François-Xavier de Boissoudy, comment êtes-vous devenu peintre ?
Lorsque j’étais enfant, je ne savais pas nommer les choses, alors, je les dessinais, je confiais ma vie à mes petits dessins. Il fallait que je fasse quelque chose de mes blessures d’enfance2, que je passe par un autre média que la parole, d’autant que l’école ne m’intéressait pas. Je ne suis pas un génie du dessin, ni un spécialiste, mais je m’en sers. J’ai beaucoup appris en regardant les autres dessiner, plus qu’avec des professeurs. J’étais fasciné par Hugo Pratt3, en particulier par la lumière qui se dégageait de ses dessins.
Qu’est-ce qui vous a fait persévérer dans cette voie ?
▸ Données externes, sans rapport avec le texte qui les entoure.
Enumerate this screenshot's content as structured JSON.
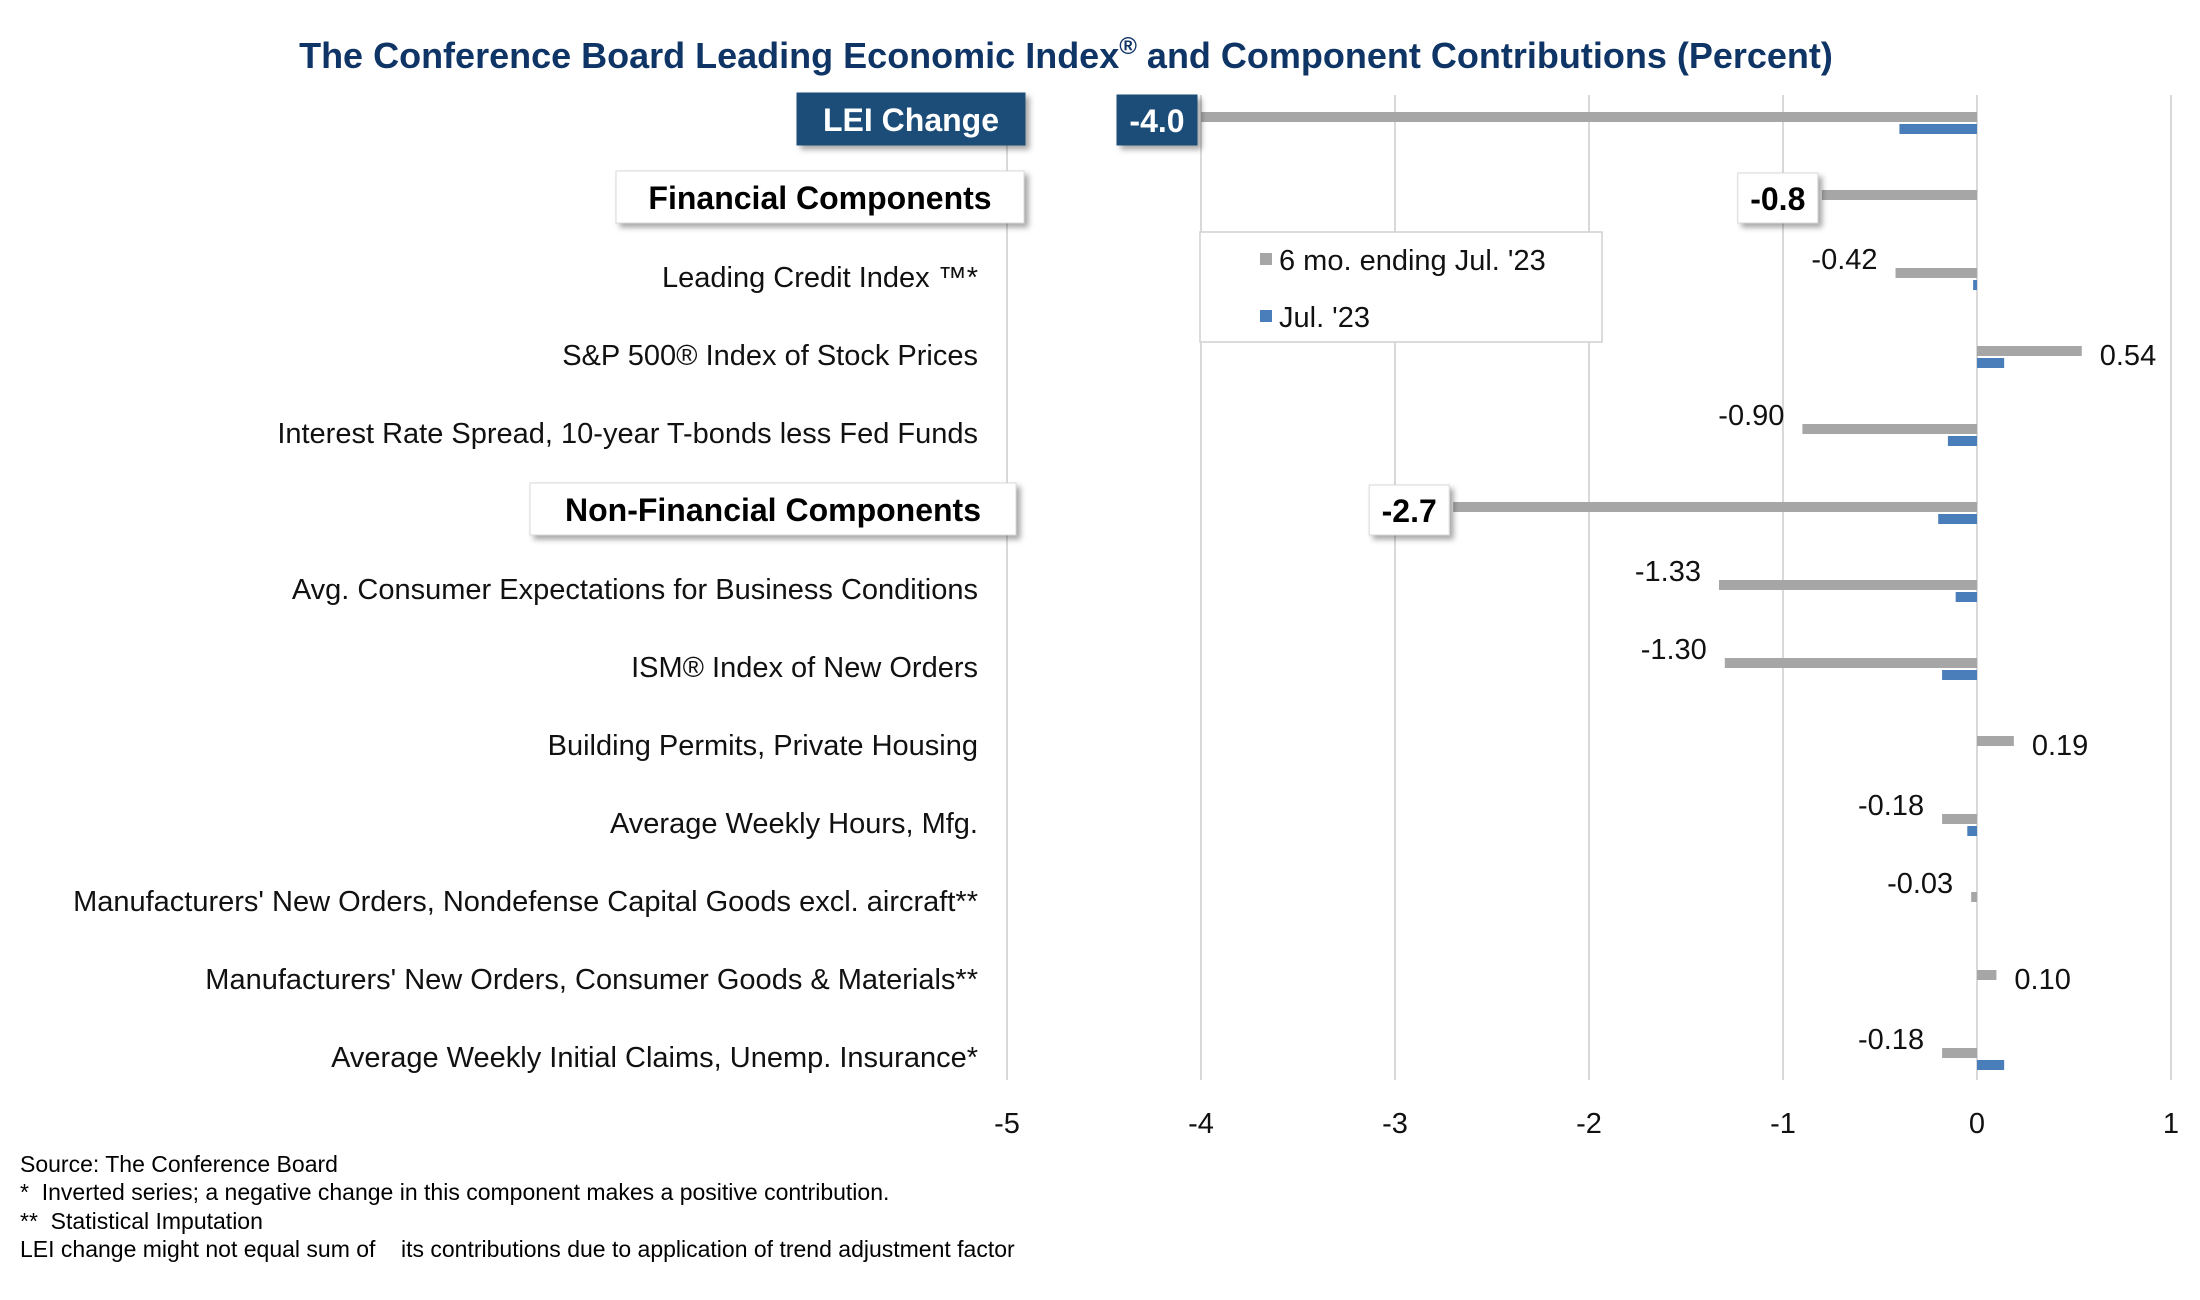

Dès que j’ai pu pardonner à la personne qui m’avait blessé, je me suis autorisé à devenir peintre. Ma vie a été transformée quand je suis passé du nombrilisme le plus aigu (ma souffrance) à la recherche de la relation. J’ai été bouleversé, émerveillé par une présence aimante. À présent, je choisis d’être un témoin, de montrer la vérité, de représenter, au travers de mes tableaux, ce que j’ai vu.
Et l’art dans tout ça ?
L’art est une indication de ce qui est le plus important, de ce qui est vital. L’art est fait pour ceux qui ne savent pas lire. La raison d’être de l’art est d’être sacré, même dans l’art non religieux. Une œuvre doit se suffire à elle-même et nous montrer l’invisible, la présence au travers d’objets du quotidien très simples. L’art doit parler à ceux qui ne peuvent pas lire et découvrent l’émerveillement dans les œuvres. S’émerveiller, c’est recevoir quelque chose de plus grand que soi.
Quand je peins Marie, figure que j’ai choisie pour mon exposition actuelle, j’essaie de représenter l’émerveillement, que ce soit avec son enfant, avec Syméon, dans une piéta. En même temps, je montre qu’elle a eu un quotidien.
Être peintre hier et l’être aujourd’hui, est-ce la même chose ?Les techniques peuvent changer, mais, bien sûr, des permanences existent, elles résident essentiellement dans la sacralité du quotidien. L’art ne vaut rien si c’est juste un savoir livresque.
Vos œuvres sont à base de lavis. Pourquoi ne réaliser que des tableaux en noir et blanc4 ?
J’ai choisi le noir et blanc car, à la base, je suis dessinateur. Le dessin est le moyen le plus simple de traduire quelque chose. J’ai abandonné la couleur pour me concentrer sur la lumière. L’eau des lavis permet de transformer la couleur en valeur et lumière, et de l’embellir.
J’utilise aussi des touches de bleu et de rouge, qui permettent d’obtenir des teintes plus chaudes ou plus froides pour ne pas être uniquement dans le gris. L’absence de couleur m’oblige à dire l’essentiel, à être sobre, c’est une ascèse. Je m’intéresse aux gestes, ils ont un langage, j’en cherche la justesse. Il n’y a pas de geste insignifiant.
Que diriez-vous à un jeune qui veut faire de l’art sa profession ?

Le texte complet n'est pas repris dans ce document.